While there are a number of helpful gadgets to help officers detect crime from afar – such as license readers, Amber Alert for missing persons, and night eyes – the greatest deterent can be a resident, aware of their surroundings, who reports crime when they see it happen.

Betty Derese, owner of Mr. T’s Health Store, owned a business in Port Arthur for 43 years on Gulfway Drive. After being robbed at gunpoint, she decided to move her business to Nederland eight years ago.

"It might be that Port Arthur reports more often," Derese said. She said since moving to Nederland, she’s also had her share of incidents happen.
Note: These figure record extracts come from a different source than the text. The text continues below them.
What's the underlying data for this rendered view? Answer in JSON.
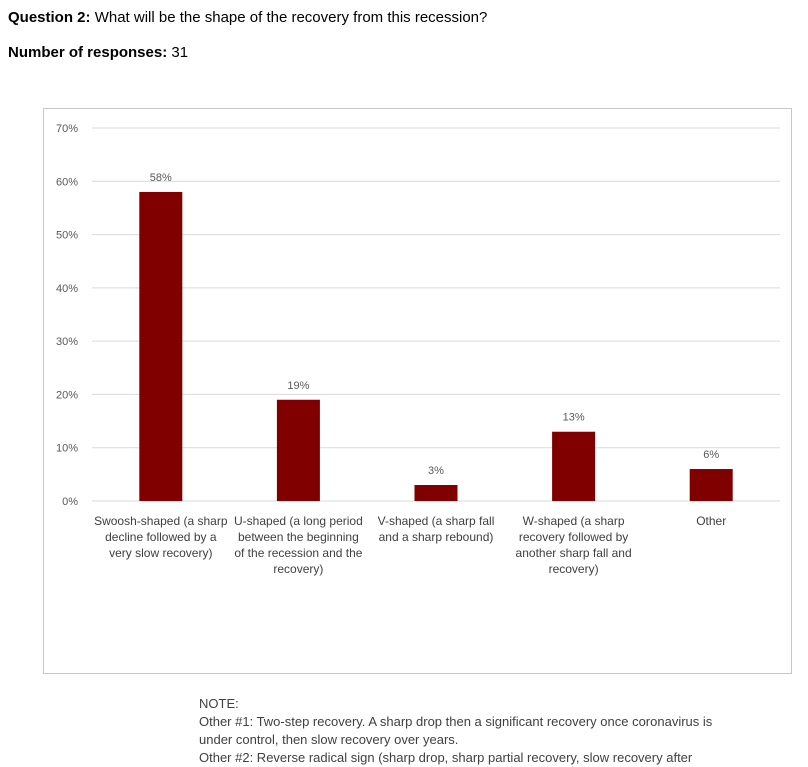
{
  "header": {
    "question_label": "Question 2:",
    "question_text": "What will be the shape of the recovery from this recession?",
    "responses_label": "Number of responses:",
    "responses_value": "31"
  },
  "chart_data": {
    "type": "bar",
    "categories": [
      [
        "Swoosh-shaped (a sharp",
        "decline followed by a",
        "very slow recovery)"
      ],
      [
        "U-shaped (a long period",
        "between the beginning",
        "of the recession and the",
        "recovery)"
      ],
      [
        "V-shaped (a sharp fall",
        "and a sharp rebound)"
      ],
      [
        "W-shaped (a sharp",
        "recovery followed by",
        "another sharp fall and",
        "recovery)"
      ],
      [
        "Other"
      ]
    ],
    "values": [
      58,
      19,
      3,
      13,
      6
    ],
    "data_labels": [
      "58%",
      "19%",
      "3%",
      "13%",
      "6%"
    ],
    "ylim": [
      0,
      70
    ],
    "yticks": [
      0,
      10,
      20,
      30,
      40,
      50,
      60,
      70
    ],
    "ytick_labels": [
      "0%",
      "10%",
      "20%",
      "30%",
      "40%",
      "50%",
      "60%",
      "70%"
    ],
    "grid": true,
    "bar_color": "#800000",
    "grid_color": "#d9d9d9",
    "tick_color": "#595959",
    "category_label_color": "#404040"
  },
  "note": {
    "title": "NOTE:",
    "lines": [
      "Other #1: Two-step recovery.  A sharp drop then a significant recovery once coronavirus is",
      "under control, then slow recovery over years.",
      "Other #2: Reverse radical sign (sharp drop, sharp partial recovery, slow recovery after"
    ]
  }
}
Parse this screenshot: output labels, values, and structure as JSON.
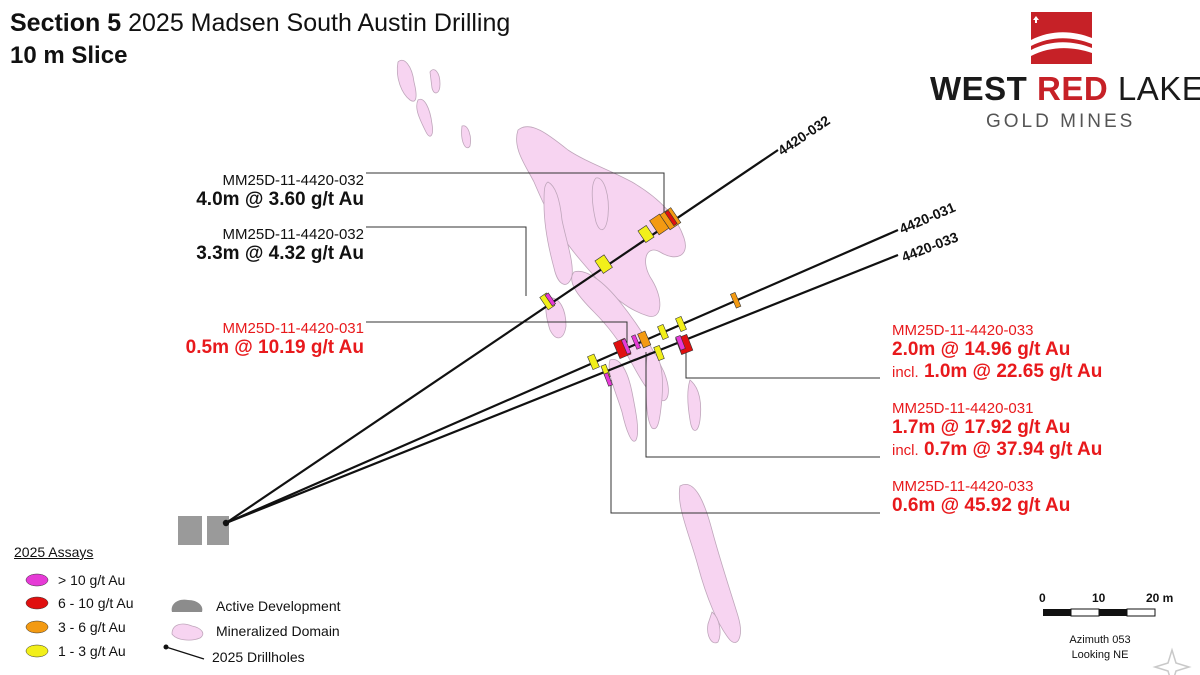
{
  "title": {
    "bold": "Section 5",
    "rest": "2025 Madsen South Austin Drilling"
  },
  "subtitle": "10 m Slice",
  "logo": {
    "word1": "WEST",
    "word2": "RED",
    "word3": "LAKE",
    "sub": "GOLD MINES"
  },
  "drillholes": [
    {
      "name": "4420-032"
    },
    {
      "name": "4420-031"
    },
    {
      "name": "4420-033"
    }
  ],
  "callouts": [
    {
      "hole": "MM25D-11-4420-032",
      "value": "4.0m @ 3.60 g/t Au",
      "color": "#111111"
    },
    {
      "hole": "MM25D-11-4420-032",
      "value": "3.3m @ 4.32 g/t Au",
      "color": "#111111"
    },
    {
      "hole": "MM25D-11-4420-031",
      "value": "0.5m @ 10.19 g/t Au",
      "color": "#e8191c"
    },
    {
      "hole": "MM25D-11-4420-033",
      "value": "2.0m @ 14.96 g/t Au",
      "incl_prefix": "incl.",
      "incl_value": "1.0m @ 22.65 g/t Au",
      "color": "#e8191c"
    },
    {
      "hole": "MM25D-11-4420-031",
      "value": "1.7m @ 17.92 g/t Au",
      "incl_prefix": "incl.",
      "incl_value": "0.7m @ 37.94 g/t Au",
      "color": "#e8191c"
    },
    {
      "hole": "MM25D-11-4420-033",
      "value": "0.6m @ 45.92 g/t Au",
      "color": "#e8191c"
    }
  ],
  "legend": {
    "title": "2025 Assays",
    "assays": [
      {
        "label": "> 10 g/t Au",
        "color": "#e63ad6"
      },
      {
        "label": "6 - 10 g/t Au",
        "color": "#e01010"
      },
      {
        "label": "3 - 6 g/t Au",
        "color": "#f39a12"
      },
      {
        "label": "1 - 3 g/t Au",
        "color": "#f2ef1a"
      }
    ],
    "active_development": "Active Development",
    "mineralized_domain": "Mineralized Domain",
    "drillholes": "2025 Drillholes"
  },
  "scale": {
    "ticks": [
      "0",
      "10",
      "20 m"
    ],
    "azimuth": "Azimuth 053",
    "looking": "Looking NE"
  },
  "colors": {
    "domain_fill": "#f7d4f1",
    "domain_stroke": "#bfa6bb",
    "development": "#9a9a9a",
    "logo_red": "#c62127"
  }
}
A couple months ago, her store, Nederland Garage and Red’s Barbecue were all broken into overnight at her location in the 2200 block of Nederland Avenue.

"A lot of times the grass looks greener on the other side, but when you look at what’s happening in other parts of the County, you learn that’s not true," Blanton said.

Mayor Deloris "Bobbie" Prince indicated the city has been diligently trying to attract businesses and people while battling these high crime perceptions.

"The thing is, if you say something long enough people tend to believe it. But if you get the facts out, they will believe in those facts instead of the opinions. So if you’re going to play those tapes over and over in your head, let them be fact.

"We want people’s opinions based on truth. Port Arthur is a wonderful community to live in. It’s as safe as we can make it. I love Port Arthur and I’m going to continue to defend it," she said.